In contrast, when applying 1 gram of a skincare product containing 5,000 IU vitamin A per gram, approximately 300 IU maximum will reach the keratinocyte layer over about 260 square centimetres – roughly 0.13-1.3 IU per square centimetre. Importantly, this vitamin A remains trapped in the skin.

Even with higher-concentration products (10,000 IU per gram), the absorbed amount remains minimal compared to recommended daily dietary allowances.

The Bottom Line

While professionally formulated vitamin A products are generally considered safe during pregnancy and breastfeeding, pregnancy hormones can alter skin sensitivity. Beauty professionals should note:

  • Always have your client consult their GP/Doctor (not Google)
  • Lower vitamin A concentrations should always be used (while up to 0.5% retinol palmitate in a moisture cream is safe, nothing stronger should be used), especially during the first trimester
  • After pregnancy or extended breaks, reintroduction of any stronger Vitamin A products (particularly serums) should begin at lower concentrations with gradual increases under professional guidance


References

(AKA the scientific studies we read so you don’t have to)

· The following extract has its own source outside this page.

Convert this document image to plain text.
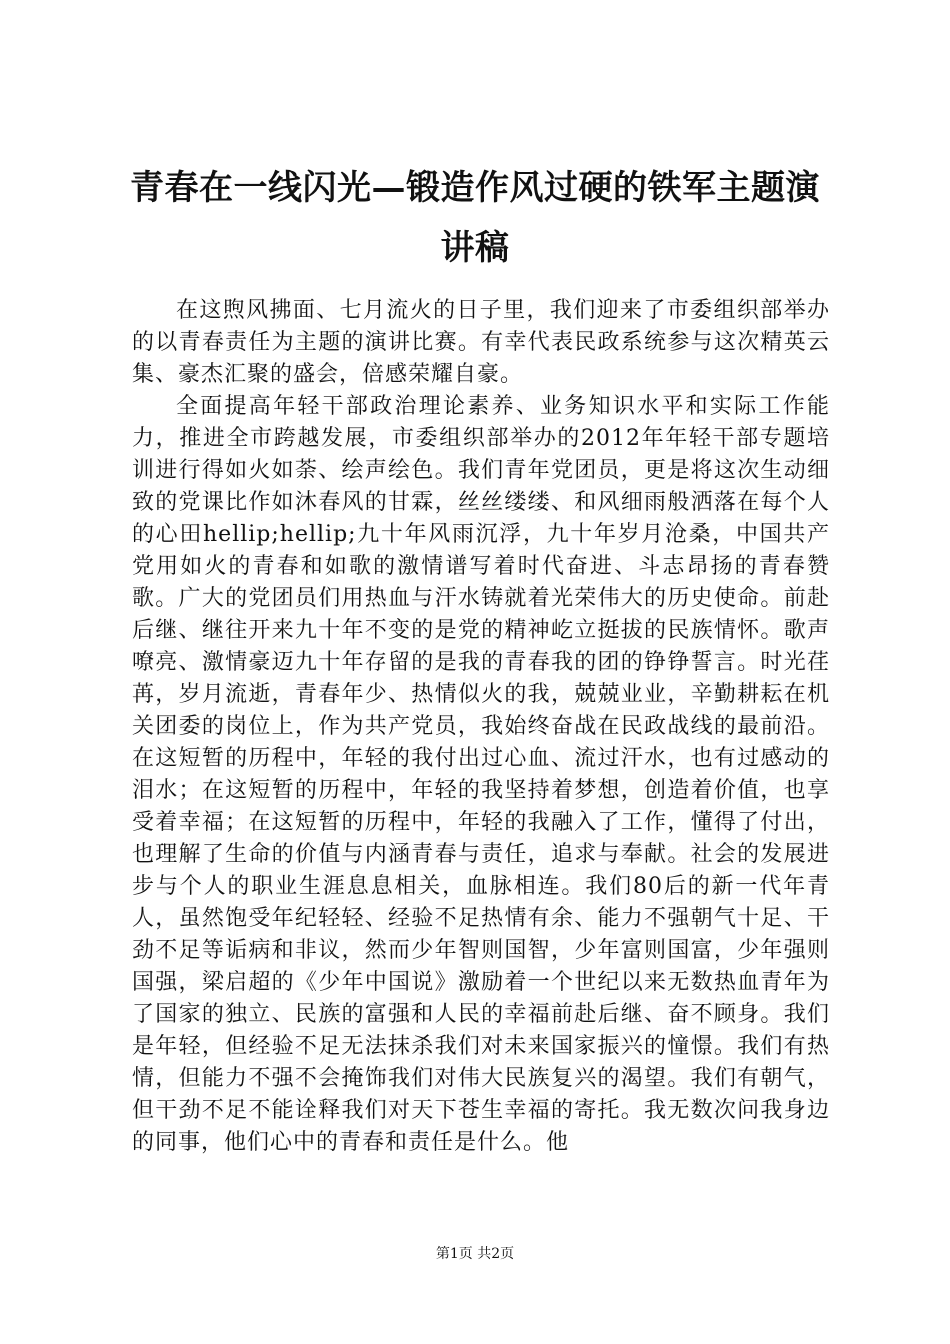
青春在一线闪光—锻造作风过硬的铁军主题演讲稿

在这煦风拂面、七月流火的日子里，我们迎来了市委组织部举办的以青春责任为主题的演讲比赛。有幸代表民政系统参与这次精英云集、豪杰汇聚的盛会，倍感荣耀自豪。

全面提高年轻干部政治理论素养、业务知识水平和实际工作能力，推进全市跨越发展，市委组织部举办的2012年年轻干部专题培训进行得如火如荼、绘声绘色。我们青年党团员，更是将这次生动细致的党课比作如沐春风的甘霖，丝丝缕缕、和风细雨般洒落在每个人的心田hellip;hellip;九十年风雨沉浮，九十年岁月沧桑，中国共产党用如火的青春和如歌的激情谱写着时代奋进、斗志昂扬的青春赞歌。广大的党团员们用热血与汗水铸就着光荣伟大的历史使命。前赴后继、继往开来九十年不变的是党的精神屹立挺拔的民族情怀。歌声嘹亮、激情豪迈九十年存留的是我的青春我的团的铮铮誓言。时光荏苒，岁月流逝，青春年少、热情似火的我，兢兢业业，辛勤耕耘在机关团委的岗位上，作为共产党员，我始终奋战在民政战线的最前沿。在这短暂的历程中，年轻的我付出过心血、流过汗水，也有过感动的泪水；在这短暂的历程中，年轻的我坚持着梦想，创造着价值，也享受着幸福；在这短暂的历程中，年轻的我融入了工作，懂得了付出，也理解了生命的价值与内涵青春与责任，追求与奉献。社会的发展进步与个人的职业生涯息息相关，血脉相连。我们80后的新一代年青人，虽然饱受年纪轻轻、经验不足热情有余、能力不强朝气十足、干劲不足等诟病和非议，然而少年智则国智，少年富则国富，少年强则国强，梁启超的《少年中国说》激励着一个世纪以来无数热血青年为了国家的独立、民族的富强和人民的幸福前赴后继、奋不顾身。我们是年轻，但经验不足无法抹杀我们对未来国家振兴的憧憬。我们有热情，但能力不强不会掩饰我们对伟大民族复兴的渴望。我们有朝气，但干劲不足不能诠释我们对天下苍生幸福的寄托。我无数次问我身边的同事，他们心中的青春和责任是什么。他

第1页 共2页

  1. SCCS (Scientific Committee on Consumer Safety). Revision of the Scientific Opinion (SCCS/1576/16) on vitamin A (Retinol, Retinyl Acetate, Retinyl Palmitate), preliminary version of 10 December 2021, final version of 24-25 October 2022, SCCS/1639/21.
  2. Mastroiacovo, P., et al. High vitamin A intake in early pregnancy and major malformations: a multicenter prospective controlled study. Teratology, 1999. 59(1): p. 7-11.
  3. Nohynek GJ, Meuling WJ, Vaes WH, Lawrence RS, Shapiro S, Schulte S, et al. Repeated topical treatment, in contrast to single oral doses, with Vitamin A-containing preparations does not affect plasma concentrations of retinol, retinyl esters or retinoic acids in female subjects of child-bearing age. Toxicol Lett. 2006;163(1):65-76.
  4. Wiegand, U.W., S. Hartmann, and H. Hummler. Safety of vitamin A: recent results. International journal for vitamin and nutrition research. Internationale Zeitschrift fur Vitamin- und Ernahrungsforschung. Journal international de vitaminologie et de nutrition, 1998. 68(6): p. 411-6.
  5. Bendich, A. and L. Langseth. Safety of vitamin A. Am J Clin Nutr, 1989. 49(2): p. 358-71.
  6. Drugs and Lactation Database (LactMed®) [Internet]. Bethesda (MD): National Institute of Child Health and Human Development; 2006. 2024 Sep 15.